Accueil du site > Recherches > Projets intégrés > TERRIL

TERRIL

Étude environnementale, paysagère et urbanistique des terrils du bassin minier de Provence

Financement principal : CNRS, bourse doctorale INEE
Financement secondaire : OHM
Durée : 3 ans (2010-2012)

Terril Saint-Pierre, Gardanne (mars 2009) Terril des Molx, Gardanne et Simiane-Collongue (mars 2009)

Synopsis

L’insertion des terrils dans l’environnement et les diverses options d’aménagement qui peuvent les concerner constituent deux préoccupations récurrentes dans les régions qui ont connu une activité minière. En Provence, l’exploitation du lignite, qui a cessé en 2003, a produit des quantités considérables de stériles qui ont été stockés en surface : des terrils coniques et tabulaires ont été édifiés et des vallons initialement éloignés des foyers de peuplement ont été comblés. Pour l’essentiel, ces dépôts sont constitués de schistes et de fines de charbon (résidus de l’extraction minière et du traitement du minerai) et de cendres (produites par la centrale électrique thermique). Les surfaces couvertes peuvent atteindre plusieurs dizaines d’hectares et les volumes plusieurs centaines de milliers de mètres cube.

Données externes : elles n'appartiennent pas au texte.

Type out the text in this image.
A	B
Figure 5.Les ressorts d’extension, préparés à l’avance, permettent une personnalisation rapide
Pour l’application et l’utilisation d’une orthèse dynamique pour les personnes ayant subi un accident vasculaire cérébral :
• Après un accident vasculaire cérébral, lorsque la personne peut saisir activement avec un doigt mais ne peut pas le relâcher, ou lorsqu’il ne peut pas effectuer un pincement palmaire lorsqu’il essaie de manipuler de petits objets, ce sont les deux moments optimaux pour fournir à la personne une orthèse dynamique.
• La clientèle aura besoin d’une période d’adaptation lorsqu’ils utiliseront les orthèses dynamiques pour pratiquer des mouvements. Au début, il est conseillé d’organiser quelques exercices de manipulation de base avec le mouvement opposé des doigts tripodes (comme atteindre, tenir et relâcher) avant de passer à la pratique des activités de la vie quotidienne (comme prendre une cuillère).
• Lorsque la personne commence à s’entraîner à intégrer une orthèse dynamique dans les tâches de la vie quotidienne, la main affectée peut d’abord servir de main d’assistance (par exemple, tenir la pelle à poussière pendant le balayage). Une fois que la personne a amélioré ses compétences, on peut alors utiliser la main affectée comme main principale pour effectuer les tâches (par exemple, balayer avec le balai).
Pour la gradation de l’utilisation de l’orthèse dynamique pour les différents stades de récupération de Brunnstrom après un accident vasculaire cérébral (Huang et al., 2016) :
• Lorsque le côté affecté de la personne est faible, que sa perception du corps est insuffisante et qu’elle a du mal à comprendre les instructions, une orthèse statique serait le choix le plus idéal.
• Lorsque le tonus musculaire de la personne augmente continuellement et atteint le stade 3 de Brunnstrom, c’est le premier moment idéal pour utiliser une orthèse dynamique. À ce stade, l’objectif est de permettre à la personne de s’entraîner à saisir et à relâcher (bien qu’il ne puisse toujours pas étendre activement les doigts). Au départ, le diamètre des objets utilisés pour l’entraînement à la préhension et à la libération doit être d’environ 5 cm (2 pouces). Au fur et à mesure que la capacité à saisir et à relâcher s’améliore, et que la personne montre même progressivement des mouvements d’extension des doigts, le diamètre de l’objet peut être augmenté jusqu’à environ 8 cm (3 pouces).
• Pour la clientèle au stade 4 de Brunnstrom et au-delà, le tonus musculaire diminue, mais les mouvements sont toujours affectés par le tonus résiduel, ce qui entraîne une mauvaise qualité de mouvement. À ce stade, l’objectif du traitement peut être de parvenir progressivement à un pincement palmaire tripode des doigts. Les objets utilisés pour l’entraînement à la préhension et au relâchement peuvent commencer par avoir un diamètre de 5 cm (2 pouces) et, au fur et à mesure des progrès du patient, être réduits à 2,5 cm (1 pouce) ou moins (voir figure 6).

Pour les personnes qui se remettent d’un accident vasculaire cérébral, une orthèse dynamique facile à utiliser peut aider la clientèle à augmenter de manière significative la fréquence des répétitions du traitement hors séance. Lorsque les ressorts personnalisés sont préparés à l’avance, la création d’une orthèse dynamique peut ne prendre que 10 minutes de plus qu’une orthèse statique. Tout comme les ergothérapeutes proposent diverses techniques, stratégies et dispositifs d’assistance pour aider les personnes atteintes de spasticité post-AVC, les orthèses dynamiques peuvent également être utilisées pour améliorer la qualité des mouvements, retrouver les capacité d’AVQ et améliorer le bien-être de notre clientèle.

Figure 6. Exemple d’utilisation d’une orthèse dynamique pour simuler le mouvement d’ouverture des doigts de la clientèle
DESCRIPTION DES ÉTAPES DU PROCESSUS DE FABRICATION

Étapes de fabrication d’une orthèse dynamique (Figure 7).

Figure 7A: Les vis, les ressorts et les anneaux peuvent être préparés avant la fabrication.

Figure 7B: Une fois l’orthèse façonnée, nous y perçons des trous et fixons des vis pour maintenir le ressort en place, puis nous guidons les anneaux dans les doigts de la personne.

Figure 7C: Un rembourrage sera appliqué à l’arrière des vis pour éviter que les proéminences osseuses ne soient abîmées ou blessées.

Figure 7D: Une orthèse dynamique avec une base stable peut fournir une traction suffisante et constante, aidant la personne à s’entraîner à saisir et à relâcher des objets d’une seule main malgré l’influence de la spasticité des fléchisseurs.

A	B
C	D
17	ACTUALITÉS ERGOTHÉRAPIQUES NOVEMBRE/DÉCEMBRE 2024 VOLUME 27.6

Dans le contexte de l’après-mine du bassin charbonnier de Provence, ces terrils posent un certain nombre de questions du fait de l’originalité même de ce bassin au sein de l’espace français (nature du minerai, situation en milieu méditerranéen, localisation en zone métropolitaine dynamique, etc.). Que deviennent ces dépôts après la fin des apports ? Comment s’insèrent-ils dans l’environnement et le paysage ? Comment sont-ils intégrés dans le territoire ?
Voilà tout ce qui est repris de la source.